Under Article 22, Member States can refer a merger to the Commission where they believe that it is more appropriate that the Commission act, rather than the Member State. However, this too can be burdensome, as the Commission’s competence is limited to reviewing the effects of the transaction in the Member State that has made the referral, and other Member States who are not competent to review the transaction can oppose the referral to the Commission.

The Commission is proposing to lighten these burdens and streamline the referral procedure by reforming both Article 4(5) and Article 22.

With regard to Article 4(5), the Commission proposes to abolish the requirement for a “reasoned submission”, and instead allow Member States to directly refer a merger to the Commission. Under the current system, Member States have 15 days from the ”reasoned submission” to object to the referral before it can be notified; under the new proposals, the Member States would have up to 15 days to object to the referral, as they currently do, but from the date that the Commission has received the notification of the referral, thereby significantly speeding up the referral process as there would be no mandatory waiting period, and time would be saved on drafting the reasoned submission.

With regard to Article 22, the Commission proposes to expand its jurisdiction so that if it accepts a referral, it will have competence to review the transaction throughout the whole of the EEA, rather than merely in the jurisdiction of the referring Member State. This will bring the Article 22 process in line with that of Article 4(5), and enhance the “one-stop-shop” principle of the Commission. In order to increase the legal certainty of the process, the Commission also proposes that only Member States which are competent to review the merger may refer it to the Commission.

Like the proposals above on minority shareholdings structural links, the Commission’s proposals to amend the merger referral mechanism significantly expand the Commission’s jurisdiction, in particular in relation to Article 22. However, the proposals should also go some way towards accelerating the referral process and thereby reducing the burden and delay involved in multi-jurisdictional mergers.

Comment on proposed regulation of minority shareholdings

In putting these proposals out to consultation, the Commission has signalled a clear intent to broaden the scope of its powers in relation to merger regulation. Depending on the outcome of the consultation, in particular on whether the Commission sets out clearly defined “safe harbours” where they would not be able to investigate a structural link, these new powers could substantially increase the competence of the Commission. What this means in practice for businesses looking to make minority investments (above all in another player in the same or an overlapping market) will not be clear until the Commission finalises and begins implementing its proposals. In fact, the Commission has acknowledged that there is only limited empirical evidence on the effects of structural links, and so may need to adopt a new method of analysing the effects on competition.
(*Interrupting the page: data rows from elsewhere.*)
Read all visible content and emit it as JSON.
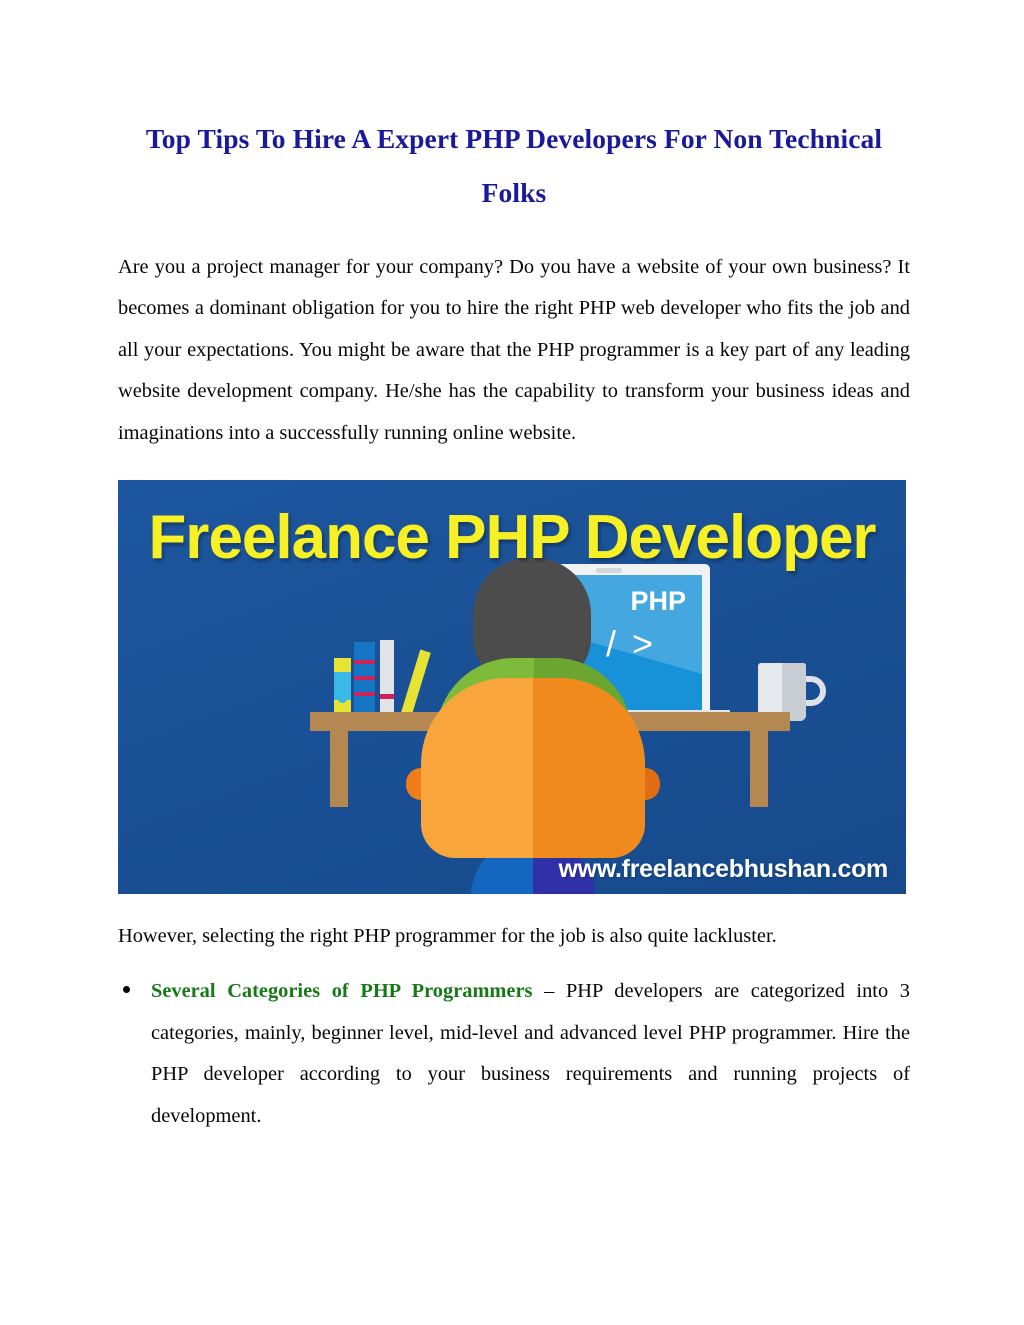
{
  "document": {
    "title": "Top Tips To Hire A Expert PHP Developers For Non Technical Folks",
    "intro_paragraph": "Are you a project manager for your company? Do you have a website of your own business?  It becomes a dominant obligation for you to hire the right PHP web developer who fits the job and all your expectations. You might be aware that the PHP programmer is a key part of any leading website development company. He/she has the capability to transform your business ideas and imaginations into a successfully running online website.",
    "after_image_paragraph": "However, selecting the right PHP programmer for the job is also quite lackluster.",
    "bullets": [
      {
        "lead": "Several Categories of PHP Programmers",
        "rest": " – PHP developers are categorized into 3 categories, mainly, beginner level, mid-level and advanced level PHP programmer. Hire the PHP developer according to your business requirements and running projects of development."
      }
    ]
  },
  "figure": {
    "headline": "Freelance PHP Developer",
    "url": "www.freelancebhushan.com",
    "laptop_label": "PHP",
    "laptop_code": "< / >"
  },
  "colors": {
    "title": "#19199C",
    "body_text": "#060606",
    "bullet_lead": "#157A16",
    "banner_background": "#1B5299",
    "banner_headline": "#F7F025",
    "banner_url": "#FFFFFF",
    "desk": "#B58751",
    "person_shirt": "#7FBB3A",
    "person_body": "#F8A63C",
    "laptop_screen": "#1791D8"
  }
}
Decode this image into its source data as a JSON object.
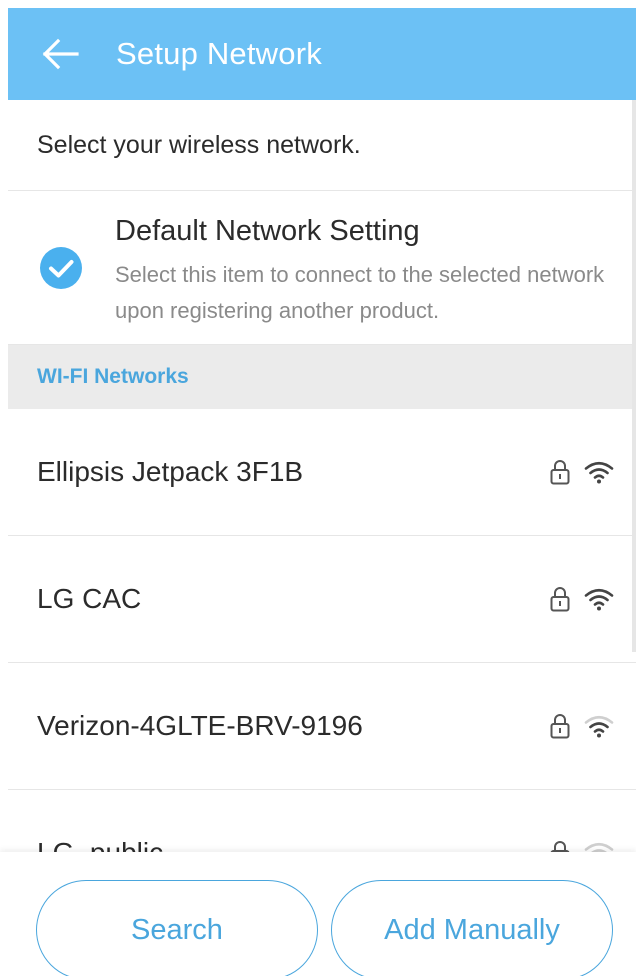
{
  "header": {
    "title": "Setup Network",
    "back_icon": "arrow-left-icon"
  },
  "instruction": "Select your wireless network.",
  "default_setting": {
    "checked": true,
    "title": "Default Network Setting",
    "description": "Select this item to connect to the selected network upon registering another product."
  },
  "section_header": "WI-FI Networks",
  "networks": [
    {
      "name": "Ellipsis Jetpack 3F1B",
      "secured": true,
      "signal": "full"
    },
    {
      "name": "LG CAC",
      "secured": true,
      "signal": "full"
    },
    {
      "name": "Verizon-4GLTE-BRV-9196",
      "secured": true,
      "signal": "medium"
    },
    {
      "name": "LG_public",
      "secured": true,
      "signal": "low"
    }
  ],
  "buttons": {
    "search": "Search",
    "add_manually": "Add Manually"
  },
  "colors": {
    "app_bar": "#6cc1f5",
    "accent": "#4aa6dd",
    "check": "#4ab0ee"
  }
}
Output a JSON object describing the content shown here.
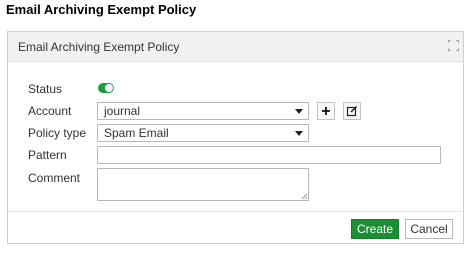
{
  "page": {
    "title": "Email Archiving Exempt Policy"
  },
  "dialog": {
    "title": "Email Archiving Exempt Policy",
    "fields": {
      "status": {
        "label": "Status",
        "enabled": true
      },
      "account": {
        "label": "Account",
        "value": "journal"
      },
      "policy_type": {
        "label": "Policy type",
        "value": "Spam Email"
      },
      "pattern": {
        "label": "Pattern",
        "value": ""
      },
      "comment": {
        "label": "Comment",
        "value": ""
      }
    },
    "buttons": {
      "create": "Create",
      "cancel": "Cancel"
    },
    "icons": {
      "maximize": "maximize-icon",
      "add": "plus-icon",
      "edit": "edit-icon"
    }
  },
  "colors": {
    "primary": "#1c8f34",
    "toggle_on": "#1e9d3e"
  }
}
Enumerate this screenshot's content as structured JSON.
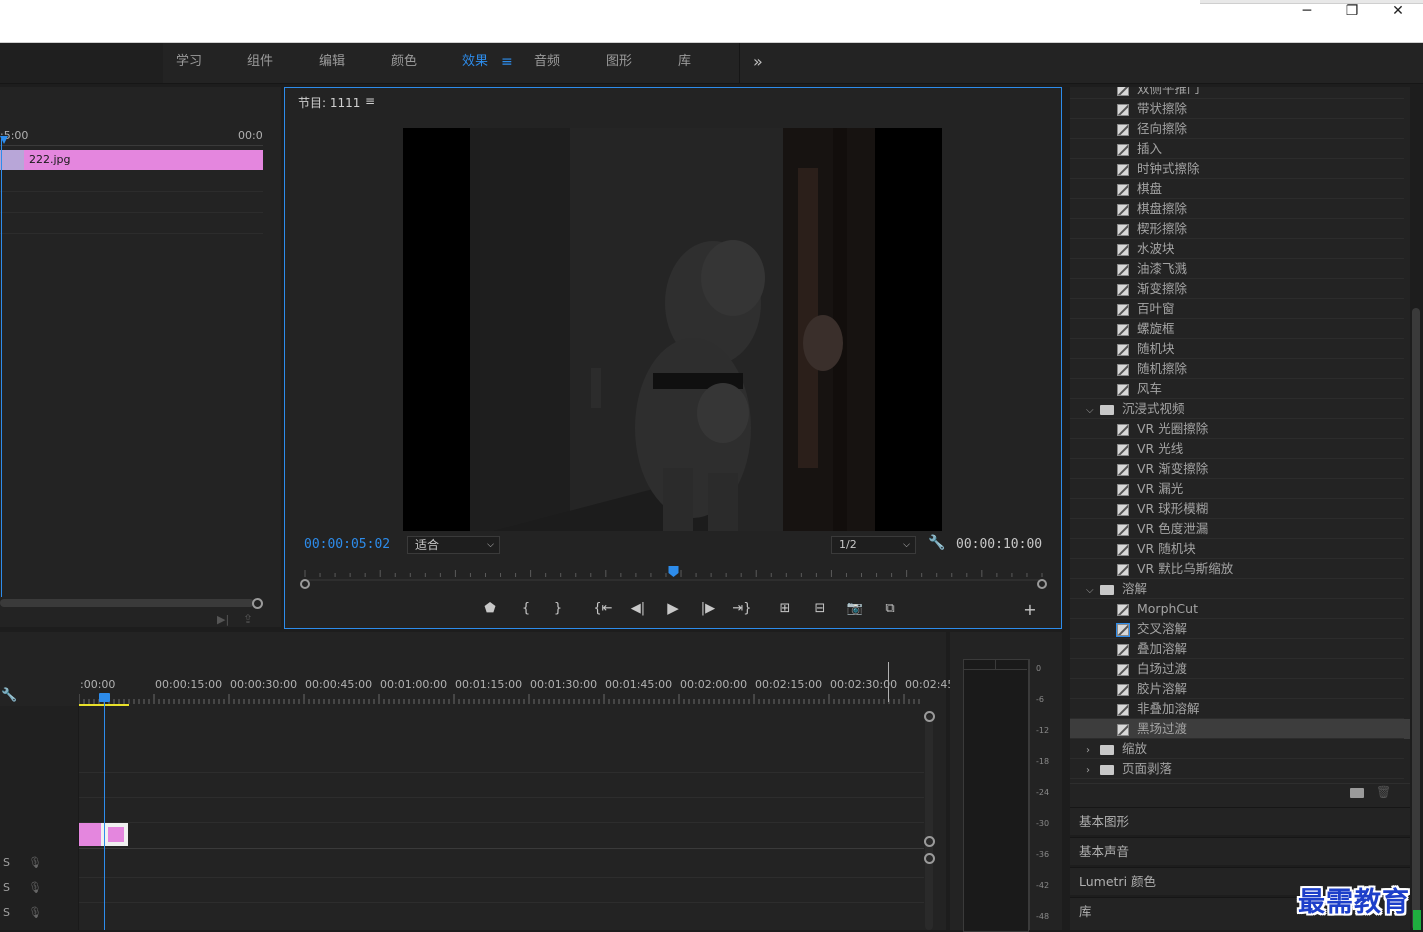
{
  "window": {
    "minimize": "─",
    "restore": "❐",
    "close": "✕"
  },
  "workspaces": [
    {
      "label": "学习"
    },
    {
      "label": "组件"
    },
    {
      "label": "编辑"
    },
    {
      "label": "颜色"
    },
    {
      "label": "效果",
      "active": true
    },
    {
      "label": "音频"
    },
    {
      "label": "图形"
    },
    {
      "label": "库"
    }
  ],
  "workspace_menu_icon": "≡",
  "workspace_overflow": "»",
  "source_panel": {
    "tc_left": ":5:00",
    "tc_right": "00:0",
    "clip_label": "222.jpg"
  },
  "program": {
    "title": "节目: 1111",
    "menu_icon": "≡",
    "timecode": "00:00:05:02",
    "fit_label": "适合",
    "resolution": "1/2",
    "duration": "00:00:10:00",
    "playhead_fraction": 0.5
  },
  "timeline": {
    "ticks": [
      ":00:00",
      "00:00:15:00",
      "00:00:30:00",
      "00:00:45:00",
      "00:01:00:00",
      "00:01:15:00",
      "00:01:30:00",
      "00:01:45:00",
      "00:02:00:00",
      "00:02:15:00",
      "00:02:30:00",
      "00:02:45:"
    ],
    "track_labels": [
      {
        "label": "S"
      },
      {
        "label": "S"
      },
      {
        "label": "S"
      }
    ]
  },
  "meter": {
    "labels": [
      "0",
      "-6",
      "-12",
      "-18",
      "-24",
      "-30",
      "-36",
      "-42",
      "-48"
    ]
  },
  "effects": {
    "items": [
      {
        "type": "effect",
        "label": "双侧平推门",
        "indent": 1
      },
      {
        "type": "effect",
        "label": "带状擦除",
        "indent": 1
      },
      {
        "type": "effect",
        "label": "径向擦除",
        "indent": 1
      },
      {
        "type": "effect",
        "label": "插入",
        "indent": 1
      },
      {
        "type": "effect",
        "label": "时钟式擦除",
        "indent": 1
      },
      {
        "type": "effect",
        "label": "棋盘",
        "indent": 1
      },
      {
        "type": "effect",
        "label": "棋盘擦除",
        "indent": 1
      },
      {
        "type": "effect",
        "label": "楔形擦除",
        "indent": 1
      },
      {
        "type": "effect",
        "label": "水波块",
        "indent": 1
      },
      {
        "type": "effect",
        "label": "油漆飞溅",
        "indent": 1
      },
      {
        "type": "effect",
        "label": "渐变擦除",
        "indent": 1
      },
      {
        "type": "effect",
        "label": "百叶窗",
        "indent": 1
      },
      {
        "type": "effect",
        "label": "螺旋框",
        "indent": 1
      },
      {
        "type": "effect",
        "label": "随机块",
        "indent": 1
      },
      {
        "type": "effect",
        "label": "随机擦除",
        "indent": 1
      },
      {
        "type": "effect",
        "label": "风车",
        "indent": 1
      },
      {
        "type": "folder",
        "label": "沉浸式视频",
        "expanded": true
      },
      {
        "type": "effect",
        "label": "VR 光圈擦除",
        "indent": 1
      },
      {
        "type": "effect",
        "label": "VR 光线",
        "indent": 1
      },
      {
        "type": "effect",
        "label": "VR 渐变擦除",
        "indent": 1
      },
      {
        "type": "effect",
        "label": "VR 漏光",
        "indent": 1
      },
      {
        "type": "effect",
        "label": "VR 球形模糊",
        "indent": 1
      },
      {
        "type": "effect",
        "label": "VR 色度泄漏",
        "indent": 1
      },
      {
        "type": "effect",
        "label": "VR 随机块",
        "indent": 1
      },
      {
        "type": "effect",
        "label": "VR 默比乌斯缩放",
        "indent": 1
      },
      {
        "type": "folder",
        "label": "溶解",
        "expanded": true
      },
      {
        "type": "effect",
        "label": "MorphCut",
        "indent": 1
      },
      {
        "type": "effect",
        "label": "交叉溶解",
        "indent": 1,
        "outlined": true
      },
      {
        "type": "effect",
        "label": "叠加溶解",
        "indent": 1
      },
      {
        "type": "effect",
        "label": "白场过渡",
        "indent": 1
      },
      {
        "type": "effect",
        "label": "胶片溶解",
        "indent": 1
      },
      {
        "type": "effect",
        "label": "非叠加溶解",
        "indent": 1
      },
      {
        "type": "effect",
        "label": "黑场过渡",
        "indent": 1,
        "selected": true
      },
      {
        "type": "folder",
        "label": "缩放",
        "expanded": false
      },
      {
        "type": "folder",
        "label": "页面剥落",
        "expanded": false
      }
    ]
  },
  "side_panels": [
    {
      "label": "基本图形"
    },
    {
      "label": "基本声音"
    },
    {
      "label": "Lumetri 颜色"
    },
    {
      "label": "库"
    }
  ],
  "watermark": "最需教育",
  "colors": {
    "accent": "#2d8ceb",
    "clip_pink": "#e486de",
    "selected_row": "#3d3d3d",
    "work_area": "#e8e02a"
  }
}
However, the potential is that a great number of transactions would potentially fall within the scope of the Commission’s extended scrutiny, with the ultimate risk that these transactions could then be unwound by the Commission at a later date.

It is clearly arguable that, in some cases, minority shareholdings may result in a potential weakening of competition. However, it is vitally important that the Commission, in acting to deal with structural links, does so in a way that not only best protects competition and consumers within the relevant market, but also combines an effective, efficient solution with legal certainty for all parties involved. If not, the Commission runs the risk of undermining the confidence of entities looking to acquire minority shareholdings, with fear of investigation deterring potential investment into target companies.

As such, the chance to submit your view on what will likely be a controversial expansion of the Commission’s merger review powers is a valuable opportunity. As the Commission is likely to adopt, in some form, the notification system or either the self-assessment or transparency system for structural links, understanding the issues involved and preparing for the new regulations is likely to be a focus for businesses in the near future.